Dari awal mula umat manusia diciptakan, maka Sang Pencipta,
Allah Khaliq al ‘Alam telah mengirimkan nabi-nabi untuk
menyampaikan Wahyu-Nya dan mengajak manusia ke jalan Kedamaian
dan Kepatuhan yang benar-benar menuju kepada Tuhan semata-
mata. Melalui nabi-nabi yang berbeda dalam generasi ke
generasi, namun tetap untuk tujuan yang sama, menuju Allah
Yang Esa, Allahu Ahad, menjangkau redha NYA semata. Inilah
ISLAM. Namun, malangnya manausia, karena sebagian atau bahkan
seluruh pesan-pesan yang terdahulu dari Tuhan itu, telah
terdistorsi oleh orang-orang dari generasi ke generasi
berikutnya, dikaburkan dan dirusak dengan mitos, takhyul,
kemusyrikan dan ideologi yang tidak rasional. Ketika umat
manusia tenggelam dalam kegelapan, Tuhan mengirimkan nabi
terakhir-Nya, Nabi Muhammad Shallalhu ‘alaihi wa Sallam untuk
menyampaikan wahyu terakhir yang merupakan sumber referensi
yang sempurna sebagai petunjuk bagi seluruh umat manusia.
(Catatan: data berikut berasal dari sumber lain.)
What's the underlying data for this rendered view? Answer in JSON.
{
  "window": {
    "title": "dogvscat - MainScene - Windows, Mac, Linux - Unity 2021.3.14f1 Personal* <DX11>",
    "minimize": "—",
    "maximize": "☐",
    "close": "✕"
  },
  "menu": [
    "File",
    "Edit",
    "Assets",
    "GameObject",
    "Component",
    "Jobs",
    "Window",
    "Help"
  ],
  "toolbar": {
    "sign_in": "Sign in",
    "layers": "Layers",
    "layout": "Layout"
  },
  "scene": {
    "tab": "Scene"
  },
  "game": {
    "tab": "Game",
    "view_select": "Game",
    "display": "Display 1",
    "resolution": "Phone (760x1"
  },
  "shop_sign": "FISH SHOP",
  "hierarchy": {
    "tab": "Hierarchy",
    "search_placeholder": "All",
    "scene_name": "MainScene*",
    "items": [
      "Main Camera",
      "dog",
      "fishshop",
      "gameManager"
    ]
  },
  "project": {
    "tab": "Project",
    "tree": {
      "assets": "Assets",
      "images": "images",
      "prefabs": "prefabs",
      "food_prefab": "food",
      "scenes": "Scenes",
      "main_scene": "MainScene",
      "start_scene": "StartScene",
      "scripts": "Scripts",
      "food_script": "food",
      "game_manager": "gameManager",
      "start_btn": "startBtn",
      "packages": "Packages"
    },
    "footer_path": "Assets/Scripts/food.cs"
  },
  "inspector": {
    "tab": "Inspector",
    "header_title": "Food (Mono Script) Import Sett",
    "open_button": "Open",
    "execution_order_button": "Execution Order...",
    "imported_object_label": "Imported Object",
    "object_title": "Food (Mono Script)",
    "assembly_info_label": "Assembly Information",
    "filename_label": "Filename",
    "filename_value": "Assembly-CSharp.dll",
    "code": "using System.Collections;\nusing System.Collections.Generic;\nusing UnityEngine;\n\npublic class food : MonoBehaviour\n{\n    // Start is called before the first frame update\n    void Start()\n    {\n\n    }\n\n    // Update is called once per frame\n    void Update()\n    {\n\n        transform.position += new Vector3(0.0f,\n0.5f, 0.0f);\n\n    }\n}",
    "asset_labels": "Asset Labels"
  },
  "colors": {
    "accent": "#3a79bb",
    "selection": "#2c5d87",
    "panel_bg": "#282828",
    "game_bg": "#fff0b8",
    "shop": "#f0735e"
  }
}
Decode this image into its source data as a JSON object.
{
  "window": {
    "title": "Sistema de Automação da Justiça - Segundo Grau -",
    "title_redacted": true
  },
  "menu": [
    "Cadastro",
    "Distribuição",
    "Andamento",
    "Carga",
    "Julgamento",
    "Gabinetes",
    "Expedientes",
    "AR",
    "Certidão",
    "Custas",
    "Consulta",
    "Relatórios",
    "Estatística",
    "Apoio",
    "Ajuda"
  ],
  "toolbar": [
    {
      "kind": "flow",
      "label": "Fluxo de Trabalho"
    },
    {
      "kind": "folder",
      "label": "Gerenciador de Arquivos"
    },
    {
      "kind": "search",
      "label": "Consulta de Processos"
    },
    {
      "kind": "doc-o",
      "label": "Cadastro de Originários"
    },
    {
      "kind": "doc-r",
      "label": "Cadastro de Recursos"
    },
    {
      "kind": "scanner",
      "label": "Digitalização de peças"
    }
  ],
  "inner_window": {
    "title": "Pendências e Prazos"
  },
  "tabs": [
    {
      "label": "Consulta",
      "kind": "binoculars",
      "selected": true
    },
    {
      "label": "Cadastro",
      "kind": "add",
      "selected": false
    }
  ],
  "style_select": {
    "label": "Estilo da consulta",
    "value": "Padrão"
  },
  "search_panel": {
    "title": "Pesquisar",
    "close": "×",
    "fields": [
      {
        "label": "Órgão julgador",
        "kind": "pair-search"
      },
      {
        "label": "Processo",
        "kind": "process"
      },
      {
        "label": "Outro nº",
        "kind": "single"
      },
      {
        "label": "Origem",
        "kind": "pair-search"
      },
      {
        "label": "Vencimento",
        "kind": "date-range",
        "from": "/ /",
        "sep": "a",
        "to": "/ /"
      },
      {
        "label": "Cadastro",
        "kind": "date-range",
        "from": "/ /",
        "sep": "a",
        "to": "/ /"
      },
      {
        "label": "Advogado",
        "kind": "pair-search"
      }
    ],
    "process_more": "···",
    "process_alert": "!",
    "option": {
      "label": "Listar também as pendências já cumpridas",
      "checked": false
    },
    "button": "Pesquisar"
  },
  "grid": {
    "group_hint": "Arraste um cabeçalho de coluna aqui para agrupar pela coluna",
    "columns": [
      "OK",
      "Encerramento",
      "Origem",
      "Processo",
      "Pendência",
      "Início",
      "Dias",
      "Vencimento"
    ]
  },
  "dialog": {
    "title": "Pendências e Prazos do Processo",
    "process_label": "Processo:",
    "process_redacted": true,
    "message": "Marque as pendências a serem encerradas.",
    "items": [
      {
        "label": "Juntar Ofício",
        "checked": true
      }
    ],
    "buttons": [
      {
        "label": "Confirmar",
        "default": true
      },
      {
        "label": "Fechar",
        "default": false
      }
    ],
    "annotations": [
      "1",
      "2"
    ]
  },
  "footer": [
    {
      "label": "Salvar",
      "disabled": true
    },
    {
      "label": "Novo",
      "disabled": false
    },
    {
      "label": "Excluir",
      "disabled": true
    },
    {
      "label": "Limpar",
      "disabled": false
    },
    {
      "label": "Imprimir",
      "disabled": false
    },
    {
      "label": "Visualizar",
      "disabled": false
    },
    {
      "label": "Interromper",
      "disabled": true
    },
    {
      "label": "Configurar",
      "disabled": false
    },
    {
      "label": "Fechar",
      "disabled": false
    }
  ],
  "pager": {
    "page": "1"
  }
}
Alquran adalah kata-kata Allah (kalimat haq) yang diwahyukan
untuk pedoman bagi seluruh manusia. Alquran adalah sumber bagi
Pengajaran-pengajaran dan Hukum-hukum dalam Islam. Alquran
itu, isinya meliputi dasar-dasar keimanan, sejarah manusia,
peribadahan, pengetahuan, kebijaksanaan, hubungan Tuhan dengan
manusia, dan hubungan antara manusia dalam semua aspek
kehidupan. Alquran berisi pengajaran-pengajaran yang
komprehensif dalam hal membangun sistem yang bagus dan
keadilan sosial, ekonomi, politik, pemerintahan. Alquran
lengkap berisikan yurisprudensi, hukum dan hubungan
internasional. Semua hal penting bertalian dengan hidup dan
matinya manusia, tentang alam kini, kemarin dan yang akan
datang, tentang kebahagiaan, arti, hakikat dan makrifatnya,
tentang hidup dan kehidupan, tentang dunia, yang nyata dan
tersembunyi (ghaib), semuanya itulah hal paling lengkap yang
merupakan isi-isi yang penting dari Alquran.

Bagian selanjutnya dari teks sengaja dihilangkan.